Intelligence team no longer sidelined
By Cam Simpson, The Chicago Tribune
WASHINGTON -- The FBI is taking out help-wanted ads to declare, “There has never been a more rewarding time to excel among America’s finest.”
The job: intelligence analyst. And the agency needs nearly 900 of them.
Before the Sept. 11 terrorist attacks, intelligence analysts were the poor stepchildren of the FBI. Agents viewed their analyst colleagues with skepticism or derision, and fewer than 10 intelligence analysts were assigned to scrutinize Osama bin Laden’s Al Qaeda network before his operatives turned airplanes into missiles.
But the FBI has been working to turn that around. The most visible sign is its recent launch of an unprecedented campaign to recruit and hire about 900 intelligence analysts nationwide, with about half expected to focus on terrorism. They would join almost 1,200 analysts already in the bureau.
The move is a key step in the FBI’s effort to remake itself following sharp criticism in the wake of the terrorist attacks.
Much of that criticism focused on the FBI’s long history of neglecting the craft of “connecting the dots,” or analyzing the data and trying to draw conclusions. For an agency now charged with stopping terrorism before it happens--instead of chasing evidence to win convictions afterward--the turnaround is no small task.
Although she faces an array of challenges, the woman tapped by FBI Director Robert Mueller to create a cadre of top intelligence analysts said the bad old days are gone for good.
“Analysts are a precious, precious commodity” at today’s FBI, said Maureen Baginski, a former top official with the ultra-secret National Security Agency. “It’s an opportunity to serve our country in a completely different way.” Analysts have boss’ attention
Mueller now gets regular briefings from intelligence analysts, a sea change in an agent-dominated culture where analysts, once viewed as support workers, like clerks, couldn’t get near the director.
And analysts are considered vital members of any FBI team assembled to tackle a difficult case or predict impending threats, said Eric Kleppinger, an analyst in the counterintelligence division.
Infusing life and resources into the analysis of terrorism threats was the top priority after Sept. 11. The FBI brought in CIA personnel to get those efforts under way, but they have returned to their home agency, Baginski said.
After the attacks, Mueller plunged into immediate problems of staffing and mission at the FBI’s counterterrorism division.
Now that officials believe those problems have been addressed, they are launching the push for more analysts.
There are few special requirements for the FBI job, beyond strong writing and research skills and a good grasp of logic. The pay for new analysts ranges from $33,431 for the youngest and least qualified to $108,335 for the most senior posts.

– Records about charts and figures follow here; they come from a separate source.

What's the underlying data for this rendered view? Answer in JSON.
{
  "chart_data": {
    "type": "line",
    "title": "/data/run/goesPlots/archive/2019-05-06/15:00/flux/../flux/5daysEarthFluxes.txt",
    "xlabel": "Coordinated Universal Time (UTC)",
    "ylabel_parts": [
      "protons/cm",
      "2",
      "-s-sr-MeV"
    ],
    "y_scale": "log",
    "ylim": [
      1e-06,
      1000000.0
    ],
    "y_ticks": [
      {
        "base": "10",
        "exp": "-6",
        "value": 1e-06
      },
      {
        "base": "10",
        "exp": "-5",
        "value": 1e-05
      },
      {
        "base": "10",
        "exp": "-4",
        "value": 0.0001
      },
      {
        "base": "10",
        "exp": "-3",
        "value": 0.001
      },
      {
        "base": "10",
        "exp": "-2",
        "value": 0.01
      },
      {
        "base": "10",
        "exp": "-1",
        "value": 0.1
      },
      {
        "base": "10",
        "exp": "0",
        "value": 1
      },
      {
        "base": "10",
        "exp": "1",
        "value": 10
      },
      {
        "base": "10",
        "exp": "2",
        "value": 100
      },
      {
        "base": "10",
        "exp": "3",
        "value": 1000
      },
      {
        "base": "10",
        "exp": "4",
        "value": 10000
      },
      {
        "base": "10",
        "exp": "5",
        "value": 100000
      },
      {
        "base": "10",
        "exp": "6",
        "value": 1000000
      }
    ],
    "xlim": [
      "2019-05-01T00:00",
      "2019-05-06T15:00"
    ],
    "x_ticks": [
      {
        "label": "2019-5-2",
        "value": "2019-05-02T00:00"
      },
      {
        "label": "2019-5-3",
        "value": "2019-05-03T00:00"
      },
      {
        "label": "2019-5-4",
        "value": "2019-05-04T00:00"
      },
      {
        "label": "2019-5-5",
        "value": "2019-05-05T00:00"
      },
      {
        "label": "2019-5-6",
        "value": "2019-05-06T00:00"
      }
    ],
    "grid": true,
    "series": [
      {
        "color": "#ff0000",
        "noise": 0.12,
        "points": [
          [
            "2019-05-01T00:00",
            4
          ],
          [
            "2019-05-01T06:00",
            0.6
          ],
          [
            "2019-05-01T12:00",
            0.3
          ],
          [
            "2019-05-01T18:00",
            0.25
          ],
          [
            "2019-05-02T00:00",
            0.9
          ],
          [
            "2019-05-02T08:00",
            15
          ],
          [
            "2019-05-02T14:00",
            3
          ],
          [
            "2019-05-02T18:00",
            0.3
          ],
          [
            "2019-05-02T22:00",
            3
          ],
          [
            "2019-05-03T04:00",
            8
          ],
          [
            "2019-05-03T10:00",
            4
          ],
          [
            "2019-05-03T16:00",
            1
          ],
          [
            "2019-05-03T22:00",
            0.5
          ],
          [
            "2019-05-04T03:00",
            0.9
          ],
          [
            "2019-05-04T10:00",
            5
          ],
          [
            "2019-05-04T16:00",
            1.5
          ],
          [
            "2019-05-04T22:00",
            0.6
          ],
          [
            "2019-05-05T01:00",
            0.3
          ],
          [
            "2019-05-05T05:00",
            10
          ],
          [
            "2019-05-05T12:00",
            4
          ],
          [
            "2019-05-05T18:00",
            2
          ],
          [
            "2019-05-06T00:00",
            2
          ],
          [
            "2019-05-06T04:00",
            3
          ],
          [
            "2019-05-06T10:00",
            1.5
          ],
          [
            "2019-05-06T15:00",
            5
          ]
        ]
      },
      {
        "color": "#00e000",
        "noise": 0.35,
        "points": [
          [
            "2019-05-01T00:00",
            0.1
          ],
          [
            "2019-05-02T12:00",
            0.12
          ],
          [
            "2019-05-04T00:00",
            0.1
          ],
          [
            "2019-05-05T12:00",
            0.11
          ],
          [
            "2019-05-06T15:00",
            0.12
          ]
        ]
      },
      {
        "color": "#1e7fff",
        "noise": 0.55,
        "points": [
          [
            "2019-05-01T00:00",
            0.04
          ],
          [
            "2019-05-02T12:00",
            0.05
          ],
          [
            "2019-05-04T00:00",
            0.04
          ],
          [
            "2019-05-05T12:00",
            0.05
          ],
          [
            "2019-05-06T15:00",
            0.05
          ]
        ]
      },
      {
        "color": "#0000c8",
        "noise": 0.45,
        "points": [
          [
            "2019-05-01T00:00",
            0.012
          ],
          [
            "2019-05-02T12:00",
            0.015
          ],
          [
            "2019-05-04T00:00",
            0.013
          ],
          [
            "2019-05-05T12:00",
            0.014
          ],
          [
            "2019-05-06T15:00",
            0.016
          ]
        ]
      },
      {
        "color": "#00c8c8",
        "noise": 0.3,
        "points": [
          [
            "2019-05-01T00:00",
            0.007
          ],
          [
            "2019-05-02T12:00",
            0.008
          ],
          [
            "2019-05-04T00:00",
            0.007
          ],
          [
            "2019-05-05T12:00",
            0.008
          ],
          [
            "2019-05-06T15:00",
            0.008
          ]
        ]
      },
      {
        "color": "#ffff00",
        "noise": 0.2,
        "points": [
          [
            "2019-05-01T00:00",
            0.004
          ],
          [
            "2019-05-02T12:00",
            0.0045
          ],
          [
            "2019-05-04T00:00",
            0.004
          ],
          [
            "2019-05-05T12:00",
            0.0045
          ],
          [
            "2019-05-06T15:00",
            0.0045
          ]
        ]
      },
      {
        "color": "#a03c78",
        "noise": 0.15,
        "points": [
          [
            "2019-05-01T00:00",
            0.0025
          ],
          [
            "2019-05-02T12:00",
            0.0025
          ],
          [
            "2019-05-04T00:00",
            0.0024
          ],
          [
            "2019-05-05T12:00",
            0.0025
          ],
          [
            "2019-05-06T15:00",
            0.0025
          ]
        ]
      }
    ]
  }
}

The FBI has established its first college of analytic studies and is prepared to train recruits from scratch, although the six-week basic training program falls short of the education that analysts receive under standards recently instituted at the CIA.
Beefed-up training at the FBI is still a major step forward, Baginski said. Congressional intelligence investigators found after Sept. 11 that the agency had no standardized training regimen for analysts.
Investigators also found that the FBI’s agent-dominated culture, and lack of a career path for analysts, made it difficult to attract and retain strong analysts.
FBI analysts do everything from identifying the nation’s vulnerabilities to using disparate pieces of intelligence to figure out where, when and how Al Qaeda may strike next. They can examine financial records to see how terrorists move money. They can analyze weather patterns to predict the yield of drug crops abroad, or chart border seizures to gauge new methods employed by couriers.
All of this is meant to help agents and intelligence officials zero in on their prey.
Too much information
Previously, there was too little information for intelligence analysts to go on as they tried to penetrate the Soviet Union and other closed societies, forcing them to make forecasts and draw conclusions based on limited evidence. The biggest challenge now, Baginski said, is that the information-technology explosion has produced too much data.
There is a preference, in the FBI recruiting effort, for veterans who have some military intelligence training. Baginski has also added one key prerequisite for would-be analysts: a college degree.
Dealing with unqualified analysts already on the payroll will be one of her biggest challenges. An internal FBI review in January 2002 found that 66 percent of the bureau’s analysts were unqualified.
Baginski said this week that about 40 percent of current analysts do not have college degrees. But she noted that some of the best analysts are military veterans with strong intelligence backgrounds, even though they never went to college.